Em sentido contrário ao ora exposto, Cristiano Carvalho considera uma impropriedade falar-se que a presunção legal só existe numa análise pré-jurídica, assentando que

“É preciso abandonar preconceitos que excluem o legislador do campo do jurídico, como se o processo legislativo fosse ‘pré-jurídico’. O legislador é tão parte do processo autogerativo do direito quanto o juiz ou o agente público. Em muitas situações, a atitude mental é a mesma, tanto de quem produz o direito material como de quem o aplica ao caso concreto.”53

Discordamos de referido autor, contudo. É que ainda que efetivamente o legislador ou o aplicador do Direito tenham realizado um raciocínio presuntivo ou ficcional, isso se perde no momento da enunciação da norma, geral e abstrata ou individual e concreta. Queda a descrição em abstrato ou em concreto de um fato, que, se ocorrido, dará ensejo a uma relação jurídica. A afirmação de que o órgão emissor da norma utilizou-se de uma presunção é realizada pelo Cientista do Direito, e, enquanto calcada no cotejo entre a norma expedida e a realidade fática, também será uma presunção ou ficção, dessa vez científica, pois a intenção do emissor da mensagem se perde no espaço-tempo. Objetivamente, à Ciência do Direito resta o suporte físico, que é apenas o primeiro dos quatro subsistemas no percurso construtor de sentido do direito54. Purificando a linguagem natural do legislador, podemos chegar a uma presunção absoluta ou ficção puramente jurídicas.

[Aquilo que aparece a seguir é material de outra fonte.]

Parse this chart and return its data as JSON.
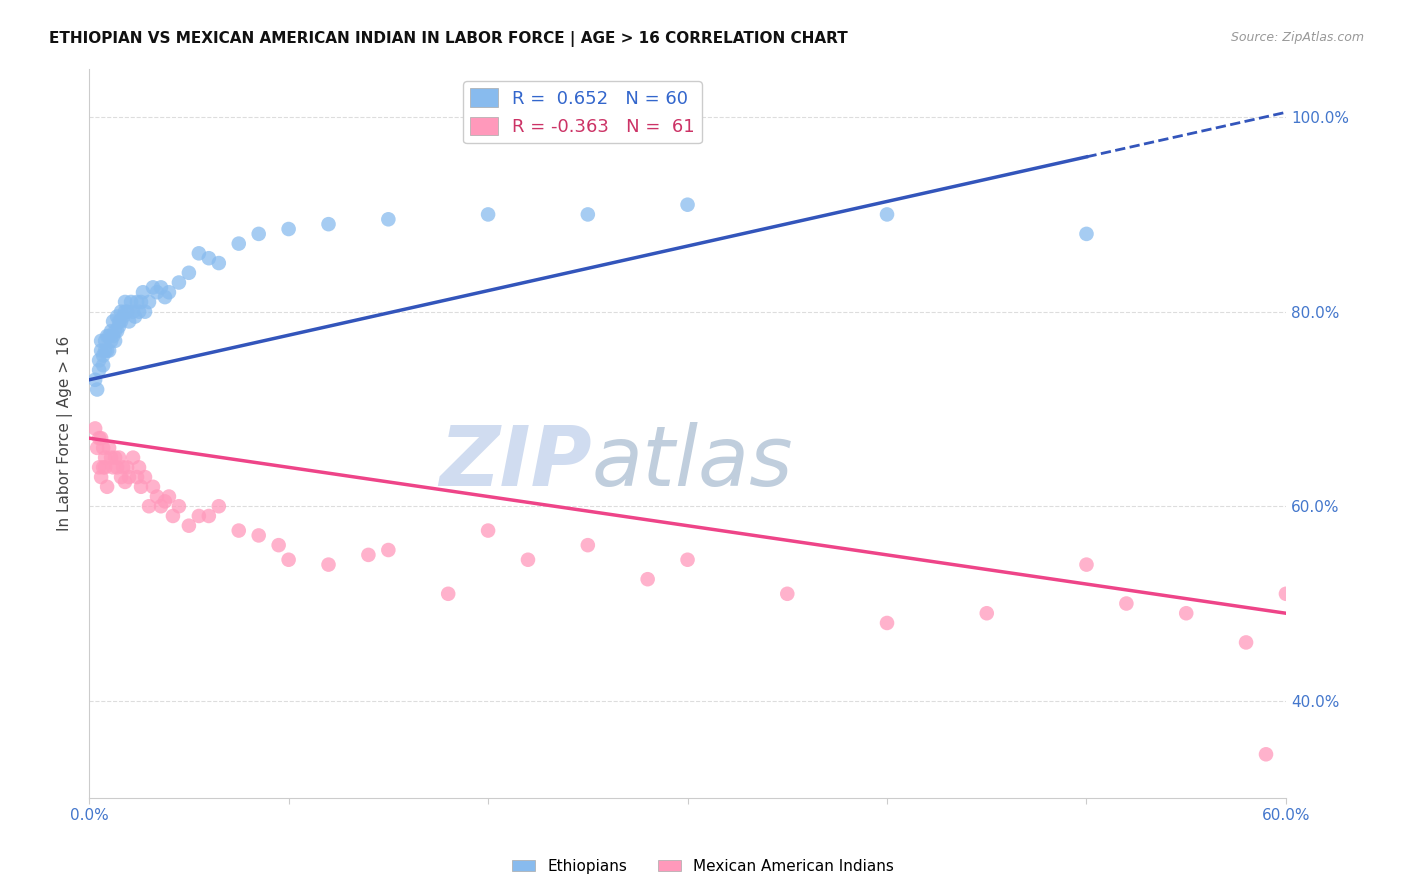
{
  "title": "ETHIOPIAN VS MEXICAN AMERICAN INDIAN IN LABOR FORCE | AGE > 16 CORRELATION CHART",
  "source": "Source: ZipAtlas.com",
  "ylabel": "In Labor Force | Age > 16",
  "xlim": [
    0.0,
    0.6
  ],
  "ylim": [
    0.3,
    1.05
  ],
  "yticks": [
    0.4,
    0.6,
    0.8,
    1.0
  ],
  "ytick_labels": [
    "40.0%",
    "60.0%",
    "80.0%",
    "100.0%"
  ],
  "blue_R": 0.652,
  "blue_N": 60,
  "pink_R": -0.363,
  "pink_N": 61,
  "blue_color": "#88BBEE",
  "pink_color": "#FF99BB",
  "blue_line_color": "#3355BB",
  "pink_line_color": "#EE4488",
  "watermark_zip": "ZIP",
  "watermark_atlas": "atlas",
  "watermark_color_zip": "#D0DCF0",
  "watermark_color_atlas": "#C8D8E8",
  "background_color": "#FFFFFF",
  "grid_color": "#DDDDDD",
  "blue_scatter_x": [
    0.003,
    0.004,
    0.005,
    0.005,
    0.006,
    0.006,
    0.007,
    0.007,
    0.008,
    0.008,
    0.009,
    0.009,
    0.01,
    0.01,
    0.011,
    0.011,
    0.012,
    0.012,
    0.013,
    0.013,
    0.014,
    0.014,
    0.015,
    0.015,
    0.016,
    0.016,
    0.017,
    0.018,
    0.018,
    0.019,
    0.02,
    0.021,
    0.022,
    0.023,
    0.024,
    0.025,
    0.026,
    0.027,
    0.028,
    0.03,
    0.032,
    0.034,
    0.036,
    0.038,
    0.04,
    0.045,
    0.05,
    0.055,
    0.06,
    0.065,
    0.075,
    0.085,
    0.1,
    0.12,
    0.15,
    0.2,
    0.25,
    0.3,
    0.4,
    0.5
  ],
  "blue_scatter_y": [
    0.73,
    0.72,
    0.74,
    0.75,
    0.76,
    0.77,
    0.755,
    0.745,
    0.77,
    0.76,
    0.775,
    0.76,
    0.775,
    0.76,
    0.78,
    0.77,
    0.79,
    0.775,
    0.78,
    0.77,
    0.795,
    0.78,
    0.79,
    0.785,
    0.8,
    0.79,
    0.795,
    0.8,
    0.81,
    0.8,
    0.79,
    0.81,
    0.8,
    0.795,
    0.81,
    0.8,
    0.81,
    0.82,
    0.8,
    0.81,
    0.825,
    0.82,
    0.825,
    0.815,
    0.82,
    0.83,
    0.84,
    0.86,
    0.855,
    0.85,
    0.87,
    0.88,
    0.885,
    0.89,
    0.895,
    0.9,
    0.9,
    0.91,
    0.9,
    0.88
  ],
  "pink_scatter_x": [
    0.003,
    0.004,
    0.005,
    0.005,
    0.006,
    0.006,
    0.007,
    0.007,
    0.008,
    0.008,
    0.009,
    0.01,
    0.011,
    0.012,
    0.013,
    0.014,
    0.015,
    0.016,
    0.017,
    0.018,
    0.019,
    0.02,
    0.022,
    0.024,
    0.025,
    0.026,
    0.028,
    0.03,
    0.032,
    0.034,
    0.036,
    0.038,
    0.04,
    0.042,
    0.045,
    0.05,
    0.055,
    0.06,
    0.065,
    0.075,
    0.085,
    0.095,
    0.1,
    0.12,
    0.14,
    0.15,
    0.18,
    0.2,
    0.22,
    0.25,
    0.28,
    0.3,
    0.35,
    0.4,
    0.45,
    0.5,
    0.52,
    0.55,
    0.58,
    0.6,
    0.59
  ],
  "pink_scatter_y": [
    0.68,
    0.66,
    0.67,
    0.64,
    0.67,
    0.63,
    0.66,
    0.64,
    0.65,
    0.64,
    0.62,
    0.66,
    0.65,
    0.64,
    0.65,
    0.64,
    0.65,
    0.63,
    0.64,
    0.625,
    0.64,
    0.63,
    0.65,
    0.63,
    0.64,
    0.62,
    0.63,
    0.6,
    0.62,
    0.61,
    0.6,
    0.605,
    0.61,
    0.59,
    0.6,
    0.58,
    0.59,
    0.59,
    0.6,
    0.575,
    0.57,
    0.56,
    0.545,
    0.54,
    0.55,
    0.555,
    0.51,
    0.575,
    0.545,
    0.56,
    0.525,
    0.545,
    0.51,
    0.48,
    0.49,
    0.54,
    0.5,
    0.49,
    0.46,
    0.51,
    0.345
  ],
  "blue_line_x_start": 0.0,
  "blue_line_x_solid_end": 0.5,
  "blue_line_x_dash_end": 0.6,
  "blue_line_y_at_0": 0.73,
  "blue_line_y_at_06": 1.005,
  "pink_line_y_at_0": 0.67,
  "pink_line_y_at_06": 0.49
}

Na realidade, pode-se afirmar que toda norma jurídica geral e abstrata, cujo veículo proeminente hodiernamente é a lei, é fundada em presunções absolutas ou ficções, levadas a cabo pelo seu órgão emissor. O Código Civil, ao tratar da capacidade civil, determina, em seu art. 3º, inciso I, a incapacidade para o exercício pessoal de atos civis aos menores de 16 anos55. Eis a determinação normativa, pura e simples. Pode-se inferir que o legislador presumiu a incapacidade dos menores de 16 anos, apesar de ser plenamente possível que, num caso concreto, haja um garoto de idade inferior ao limite legal com plena maturidade e capacidade psicológica de compreender as consequências de seus atos. Os exemplos são inúmeros56.

Preferimos não especular sobre a existência de presunção ou ficção do emissor da norma em relação à realidade fática, pois, como exposto, além de se tratar do óbvio, não nos parece uma análise útil: de qualquer modo, seja ou não de presunção ou ficção, a norma expedida terá como limite as disposições constitucionais, referentes à competência legislativa como um todo57.

Em remate, a presunção absoluta e a ficção jurídica não são regras de ônus probatório. São de direito substantivo58. E, de qualquer modo, a presunção absoluta ou a ficção, se existentes, encontram-se fora dos limites do jurídico, como exposto. Não vemos diferença, portanto, desde uma análise puramente jurídica, entre “ficção jurídica” e “presunção absoluta”59. Utilizaremos tais expressões como sinônimas no presente trabalho.

Nesse sentido, aduz Maria Rita Ferragut:

“Assim, embora não pudéssemos deixar de reconhecer que as regra de ‘presunção absoluta’ traduzam um raciocínio presuntivo pré-jurídico, como presunção não podem ser consideradas, por não admitirem a produção de provas contrárias.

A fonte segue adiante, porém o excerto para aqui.